The Supreme Court this summer upheld the Trump administration’s sweeping exemption from the contraceptive coverage mandate under Obamacare. The decision, which lets employers broadly claim a religious or moral exemption to providing free birth control to female employees, could result in 126,000 women losing contraceptive coverage.

The case was the third time the coverage mandate came before the Supreme Court since 2014, and its liberal wing suggested that the matter hasn’t been entirely settled.

Biden will also seek to reverse Trump’s decision to cut out Planned Parenthood and other abortion providers from the $250 million-plus Title X family planning program. Planned Parenthood, which was the single-largest recipient of Title X funding, and some states withdrew after Trump’s restrictions took effect.

Trump’s rollback of anti-discrimination rules for transgender patients — as well as his broad protections for doctors, hospitals and others who refuse to perform abortions, gender transitions or other services that violate their conscience — are all embroiled in litigation that promise to drag out for years. Biden’s expected reversals of these regulations would invite more legal challenges from red states.

“[California Attorney General Xavier] Becerra is celebrating the 100th lawsuit against Trump — [Texas AG Ken] Paxton will be just as excited,” said Katie Keith, a health law professor at Georgetown University. “Republicans won’t be any less litigious, and then you remember the 200 judges Trump has appointed — whatever challenges will be argued before arguably more sympathetic judges.”

Immigration

Biden plans to wipe away one of Trump’s most bitterly contested immigration policies, which could limit health care coverage and other public benefits for groups hit especially hard by the pandemic.

The administration’s “public charge” rule, which makes it harder for immigrants who rely on Medicaid, food stamps and other programs to get permanent residency status, has been in effect since early this year, even as Democratic attorneys general and immigration advocates battle the policy in court. It’s unclear how many people may be affected by the rule, but advocates said it discouraged some immigrants to seek out benefits even before it took effect.

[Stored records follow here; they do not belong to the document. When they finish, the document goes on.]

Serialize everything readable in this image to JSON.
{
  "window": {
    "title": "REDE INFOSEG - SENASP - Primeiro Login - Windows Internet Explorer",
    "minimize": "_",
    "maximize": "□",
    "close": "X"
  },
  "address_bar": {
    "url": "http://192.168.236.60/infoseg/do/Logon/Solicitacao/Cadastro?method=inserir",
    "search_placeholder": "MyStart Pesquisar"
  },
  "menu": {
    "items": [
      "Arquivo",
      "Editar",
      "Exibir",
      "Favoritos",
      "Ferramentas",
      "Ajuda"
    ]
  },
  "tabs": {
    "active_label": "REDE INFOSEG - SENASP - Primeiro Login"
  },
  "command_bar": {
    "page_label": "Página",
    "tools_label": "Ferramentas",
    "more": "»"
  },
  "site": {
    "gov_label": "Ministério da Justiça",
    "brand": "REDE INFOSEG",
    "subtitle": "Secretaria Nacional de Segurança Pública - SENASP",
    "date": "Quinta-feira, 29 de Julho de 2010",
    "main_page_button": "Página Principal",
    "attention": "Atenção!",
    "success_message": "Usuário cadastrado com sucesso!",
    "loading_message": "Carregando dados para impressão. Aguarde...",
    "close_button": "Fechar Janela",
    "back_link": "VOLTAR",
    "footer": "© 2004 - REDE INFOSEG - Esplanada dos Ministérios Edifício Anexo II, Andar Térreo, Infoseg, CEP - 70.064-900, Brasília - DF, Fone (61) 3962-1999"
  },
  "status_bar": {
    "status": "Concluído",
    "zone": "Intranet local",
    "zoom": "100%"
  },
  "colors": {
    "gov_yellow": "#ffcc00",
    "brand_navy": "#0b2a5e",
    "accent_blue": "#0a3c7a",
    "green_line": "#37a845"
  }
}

About 20 percent of immigrants with children said they had skipped food stamps, Medicaid or housing subsidies because they feared losing out on a green card, according to an Urban Institute analysis last year.

Medicaid law expert Sara Rosenbaum of George Washington University said Biden could freeze the public charge rule in light of the pandemic while rewriting it — though that’s likely to spark another legal battle from the right. The Trump administration already said it would partially ease enforcement during the pandemic, declaring that an immigrant’s status wouldn’t be affected by seeking out Covid-19 care.

“Quite frankly, Trump showed us the way,” Rosenbaum said.